A Malmö, sempre in Svezia, è stato firmato un accordo tra Caritas Internationalis e la World Service della Federazione luterana. È tempo di essere uniti, per fare cosa?
Ciò che ci unisce è molto più di ciò che ci divide. Abbiamo ancora questioni di disaccordo e non di divisione. Ma siamo uniti su una cosa essenziale: nella comune testimonianza al mondo. Una comune testimonianza di Cristo nel mondo. A Malmö abbiamo firmato un accordo tra la Caritas Internationalis e la World Service della Federazione luterana, in cui abbiamo detto chiaramente che siamo uniti in una profetica diaconia nel mondo.
Immagini quanto può essere forte la nostra azione se cattolici e luterani lavorano insieme per lo sviluppo, per lo sradicamento della povertà, per la salute.
Che cosa chiede per la “sua” Terra Santa?
Le Chiese in Medio Oriente sono più che mai unite nel chiedere alla nostra gente di non andare via, di non emigrare, di rimanere nelle terre dove sono le nostre radici, perché,
come cristiani, siamo costruttori di ponti, fautori di giustizia, strumenti di pace, promotori dei diritti umani e difensori della libertà religiosa.
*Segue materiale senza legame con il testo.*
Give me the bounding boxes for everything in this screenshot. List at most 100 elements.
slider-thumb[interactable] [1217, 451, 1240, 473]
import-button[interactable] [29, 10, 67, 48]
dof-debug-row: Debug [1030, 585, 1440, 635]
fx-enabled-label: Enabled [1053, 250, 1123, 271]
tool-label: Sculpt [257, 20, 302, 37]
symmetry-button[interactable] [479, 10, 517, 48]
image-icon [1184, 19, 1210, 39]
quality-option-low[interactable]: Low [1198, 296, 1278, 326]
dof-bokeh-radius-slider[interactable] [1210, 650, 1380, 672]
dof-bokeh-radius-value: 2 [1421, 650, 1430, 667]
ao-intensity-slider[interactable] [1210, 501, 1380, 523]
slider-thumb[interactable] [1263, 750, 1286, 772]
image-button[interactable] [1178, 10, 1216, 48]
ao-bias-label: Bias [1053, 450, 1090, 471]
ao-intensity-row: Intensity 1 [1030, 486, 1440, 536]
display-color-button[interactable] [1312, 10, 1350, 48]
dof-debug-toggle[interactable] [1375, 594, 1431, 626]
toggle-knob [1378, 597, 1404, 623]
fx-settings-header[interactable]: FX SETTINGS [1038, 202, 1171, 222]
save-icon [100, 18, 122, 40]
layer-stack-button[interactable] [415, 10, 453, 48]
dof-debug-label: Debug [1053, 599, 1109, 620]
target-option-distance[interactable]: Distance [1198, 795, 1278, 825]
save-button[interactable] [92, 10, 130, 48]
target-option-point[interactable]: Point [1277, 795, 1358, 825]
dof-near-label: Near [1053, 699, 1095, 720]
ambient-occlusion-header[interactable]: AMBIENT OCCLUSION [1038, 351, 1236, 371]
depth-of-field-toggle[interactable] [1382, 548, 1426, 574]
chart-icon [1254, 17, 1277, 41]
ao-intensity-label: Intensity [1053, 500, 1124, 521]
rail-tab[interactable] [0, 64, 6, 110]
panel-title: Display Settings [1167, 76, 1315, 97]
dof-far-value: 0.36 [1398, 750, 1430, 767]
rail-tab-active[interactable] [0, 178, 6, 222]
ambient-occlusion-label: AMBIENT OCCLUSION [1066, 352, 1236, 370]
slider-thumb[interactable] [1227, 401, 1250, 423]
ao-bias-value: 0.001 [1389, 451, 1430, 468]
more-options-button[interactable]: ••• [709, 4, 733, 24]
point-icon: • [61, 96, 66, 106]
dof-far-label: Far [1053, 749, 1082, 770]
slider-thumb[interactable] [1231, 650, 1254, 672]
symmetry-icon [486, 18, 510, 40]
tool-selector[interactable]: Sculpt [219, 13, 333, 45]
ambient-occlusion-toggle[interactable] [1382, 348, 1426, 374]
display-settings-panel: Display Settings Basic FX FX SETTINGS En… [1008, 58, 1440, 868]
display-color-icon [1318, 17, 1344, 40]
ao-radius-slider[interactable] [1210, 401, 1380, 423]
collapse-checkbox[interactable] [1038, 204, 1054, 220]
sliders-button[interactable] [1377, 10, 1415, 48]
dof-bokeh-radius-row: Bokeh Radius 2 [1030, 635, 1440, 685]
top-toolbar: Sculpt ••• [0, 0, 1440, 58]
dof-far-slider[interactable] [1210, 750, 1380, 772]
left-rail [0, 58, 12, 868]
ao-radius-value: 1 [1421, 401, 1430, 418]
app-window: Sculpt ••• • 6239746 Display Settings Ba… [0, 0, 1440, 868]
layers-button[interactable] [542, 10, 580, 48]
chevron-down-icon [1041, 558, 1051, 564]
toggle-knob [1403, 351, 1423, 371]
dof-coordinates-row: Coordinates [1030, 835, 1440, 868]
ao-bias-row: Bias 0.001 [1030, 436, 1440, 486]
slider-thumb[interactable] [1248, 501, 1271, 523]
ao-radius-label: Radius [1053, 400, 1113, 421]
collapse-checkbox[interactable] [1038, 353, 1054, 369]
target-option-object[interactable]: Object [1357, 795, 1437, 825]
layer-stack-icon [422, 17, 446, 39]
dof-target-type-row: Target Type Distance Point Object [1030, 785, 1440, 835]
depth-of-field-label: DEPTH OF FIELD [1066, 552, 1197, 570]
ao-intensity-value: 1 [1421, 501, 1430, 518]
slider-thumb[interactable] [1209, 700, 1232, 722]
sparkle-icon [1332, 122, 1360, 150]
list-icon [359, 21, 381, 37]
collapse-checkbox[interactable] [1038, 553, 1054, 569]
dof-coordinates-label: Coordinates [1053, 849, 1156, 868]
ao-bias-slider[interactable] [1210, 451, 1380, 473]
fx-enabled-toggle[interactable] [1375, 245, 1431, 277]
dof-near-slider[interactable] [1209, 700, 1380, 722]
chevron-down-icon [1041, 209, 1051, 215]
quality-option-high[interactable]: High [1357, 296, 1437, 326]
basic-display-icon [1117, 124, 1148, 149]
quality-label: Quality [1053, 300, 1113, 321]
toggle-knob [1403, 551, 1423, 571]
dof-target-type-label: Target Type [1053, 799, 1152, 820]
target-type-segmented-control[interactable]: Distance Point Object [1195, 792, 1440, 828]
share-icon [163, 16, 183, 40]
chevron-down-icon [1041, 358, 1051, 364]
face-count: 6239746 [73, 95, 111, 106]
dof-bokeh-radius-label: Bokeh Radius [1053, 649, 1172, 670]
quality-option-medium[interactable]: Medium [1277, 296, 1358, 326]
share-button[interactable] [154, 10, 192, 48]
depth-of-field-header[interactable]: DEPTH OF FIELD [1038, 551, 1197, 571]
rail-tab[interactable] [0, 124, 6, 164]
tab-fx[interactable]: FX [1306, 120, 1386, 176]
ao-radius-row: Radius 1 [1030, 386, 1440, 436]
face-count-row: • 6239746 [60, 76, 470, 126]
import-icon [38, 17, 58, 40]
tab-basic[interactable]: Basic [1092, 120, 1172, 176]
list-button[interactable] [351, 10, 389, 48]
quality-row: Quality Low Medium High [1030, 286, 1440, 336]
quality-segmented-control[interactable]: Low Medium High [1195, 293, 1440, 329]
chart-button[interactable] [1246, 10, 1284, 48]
Proprio perché i cristiani giocano questo ruolo nelle società in cui vivono, le Chiese, i governi, la comunità internazionale devono aiutare i cristiani a rimanere, non devono lasciarci soli.
Chi è per lei papa Francesco?
Prima di tutto papa Francesco è per me un fratello in Cristo. La prima volta che abbiamo incontrato papa Francesco, tornavamo da un campo rifugiati in Kenya, dove la Federazione luterana è impegnata per conto delle Nazioni Unite. E papa Francesco in quell’occasione, ci disse una frase importante per noi luterani: “Oggi è tempo di una martyria ecumenica”, è tempo di una testimonianza comune.
Papa Francesco ha portato il pulpito sulle strade e ha fatto capire alle Chiese che il nostro doveva essere un servizio alle persone.
Ci ha fatto capire che quello di cui la gente ha bisogno oggi, è una Chiesa che si avvicina. Papa Francesco è un pastore per il mondo, un pastore per i credenti, un pastore soprattutto per chi si trova in difficoltà. Prego Dio che continui a dargli salute, saggezza, perché porti avanti questo importante lavoro pastorale che sta facendo nella Chiesa e per il mondo.
Lei ha un sogno?
Veramente ho molti sogni. Il primo è che cattolici e luterani continuino a lavorare sulla via della riconciliazione; che la Chiesa possa essere un segno vivente di unità e giustizia per il mondo e possa continuare a essere la coscienza dei governi e dei politici soprattutto per quanto stiamo vivendo in questi giorni.
Il mio sogno è che palestinesi e israeliani possano vivere ciascuno nel proprio Stato in pace, in giustizia e nella riconciliazione.
Il mio sogno è che la povertà sia sradicata dal mondo e che ogni essere umano possa vivere in dignità, rispettato nei diritti fondamentali. Il mio sogno è che i governi di questo mondo non siano egoisti ma guardino al bisogno dell’umanità, soprattutto se sofferente, perché il nostro sia sempre più un mondo inclusivo dove ci sia spazio per ogni essere umano creato da Dio.